Resilient Model Predictive Control of Distributed Systems Under Attack Using Local Attack Identification

TL;DR

Novel methods for model-based identification of attacks and combine them with distributed model predictive control to obtain a resilient framework for adaptively robust control are presented.

Abstract

With the growing share of renewable energy sources, the uncertainty in power supply is increasing. In addition to the inherent fluctuations in the renewables, this is due to the threat of deliberate malicious attacks, which may become more revalent with a growing number of distributed generation units. Also in other safety-critical technology sectors, control systems are becoming more and more decentralized, causing the targets for attackers and thus the risk of attacks to increase. It is thus essential that distributed controllers are robust toward these uncertainties and able to react quickly to disturbances of any kind. To this end, we present novel methods for model-based identification of attacks and combine them with distributed model predictive control to obtain a resilient framework for adaptively robust control. The methodology is specially designed for distributed setups with limited local information due to privacy and security reasons.

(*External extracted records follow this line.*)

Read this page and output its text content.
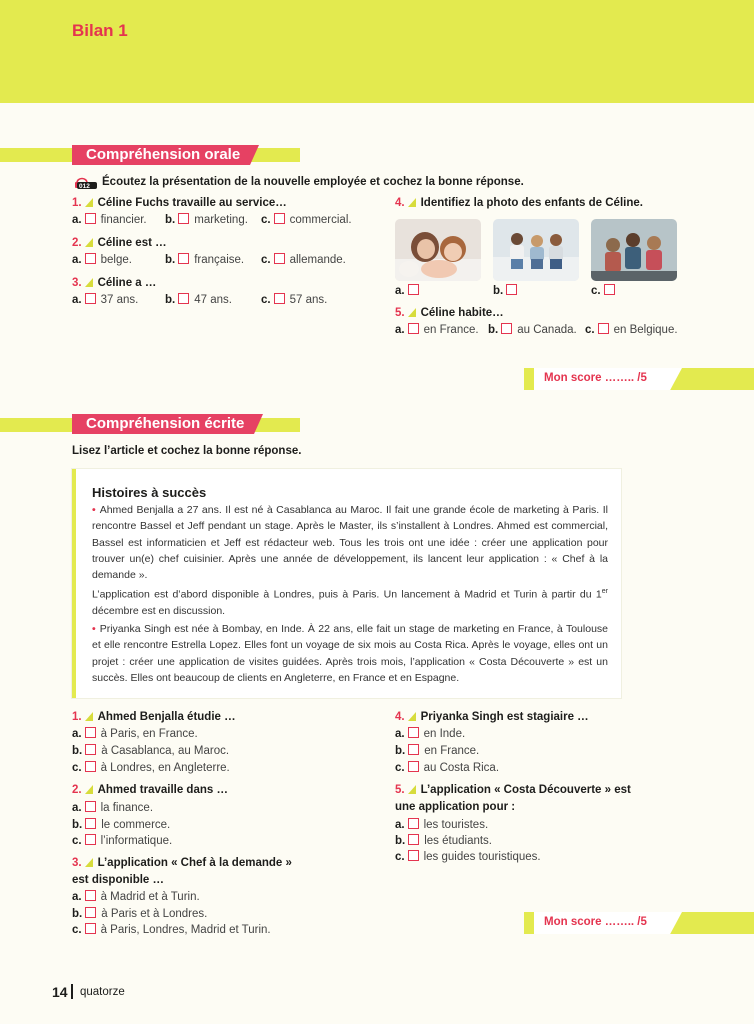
Bilan 1
Compréhension orale
012 Écoutez la présentation de la nouvelle employée et cochez la bonne réponse.
1. Céline Fuchs travaille au service…
a. financier. b. marketing. c. commercial.
2. Céline est …
a. belge.	b. française. c. allemande.
3. Céline a …
a. 37 ans. b. 47 ans.	c. 57 ans.
4. Identifiez la photo des enfants de Céline.
a.	b.	c.
5. Céline habite…
a. en France. b. au Canada. c. en Belgique.
Mon score …….. /5
Compréhension écrite
Lisez l’article et cochez la bonne réponse.
Histoires à succès
• Ahmed Benjalla a 27 ans. Il est né à Casablanca au Maroc. Il fait une grande école de marketing à Paris. Il rencontre Bassel et Jeff pendant un stage. Après le Master, ils s’installent à Londres. Ahmed est commercial, Bassel est informaticien et Jeff est rédacteur web. Tous les trois ont une idée : créer une application pour trouver un(e) chef cuisinier. Après une année de développement, ils lancent leur application : « Chef à la demande ».
L’application est d’abord disponible à Londres, puis à Paris. Un lancement à Madrid et Turin à partir du 1er décembre est en discussion.
• Priyanka Singh est née à Bombay, en Inde. À 22 ans, elle fait un stage de marketing en France, à Toulouse et elle rencontre Estrella Lopez. Elles font un voyage de six mois au Costa Rica. Après le voyage, elles ont un projet : créer une application de visites guidées. Après trois mois, l’application « Costa Découverte » est un succès. Elles ont beaucoup de clients en Angleterre, en France et en Espagne.
1. Ahmed Benjalla étudie …
a. à Paris, en France.
b. à Casablanca, au Maroc.
c. à Londres, en Angleterre.
2. Ahmed travaille dans …
a. la finance.
b. le commerce.
c. l’informatique.
3. L’application « Chef à la demande »
est disponible …
a. à Madrid et à Turin.
b. à Paris et à Londres.
c. à Paris, Londres, Madrid et Turin.
4. Priyanka Singh est stagiaire …
a. en Inde.
b. en France.
c. au Costa Rica.
5. L’application « Costa Découverte » est
une application pour :
a. les touristes.
b. les étudiants.
c. les guides touristiques.
Mon score …….. /5
14 quatorze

To demonstrate the efficiency of the method, we introduce a mathematical model for physically coupled microgrids under the uncertain influence of renewable generation and adversarial attacks, and perform numerical experiments, applying the proposed method for microgrid control.
Paper Structure (10 sections, 37 equations, 7 figures, 2 tables, 2 algorithms)

This paper contains 10 sections, 37 equations, 7 figures, 2 tables, 2 algorithms.

Figures (7)

  • Figure 1: If neighboring subsystems in a distributed system exchange suitable information about their local coupling variables, each subsystem can employ a local ADI method to identify suspicions about unknown local attack inputs.
  • Figure 2: A scenario tree as in the multi-stage approach to robust MPC Lucia2013Multi, here shown for time $k = 0$ and $N_{\text{p}}=4$, provides a natural and computationally efficient way to approximate the reachable sets $\mathcal{X}_I^{l, [k]}$ (indicated in gray) by discrete node sets $\widetilde{\mathcal{X}}_I^{l, [k]}$ (blue) explored by the tree.
  • Figure 3: Schematic overview of the model for interconnected microgrids taken from Braun2022Resilient, showing the local model components for microgrid $I$. Apart from internal states, each microgrid only requires knowledge of its neighboring couplings $(z_{LI})_{J\in \mathcal{N}_I}$. For power balance, storage units are used as a buffer.
  • Figure 4: Selected state and input trajectories for microgrid i, showing all powers in kW. The microgrid is exposed to a generator attack, causing the generation $p^{\text{g}}_{\text{i}}$ to be considerably larger than planned by $u^{\text{g}}_{\text{i}}$. The different SoC trajectories, computed by adaptively robust versus nonrobust NMPC, show the benefit of the proposed resilient control framework.
  • Figure 5: Actual attack value $a^{\text{g}}_{\text{i}}$ and average identified value $\mu^{[k]}_{\text{i}}$ in the first attack scenario examined, in which only dispatchable generation units are in use and microgrid i is exposed to a generator attack.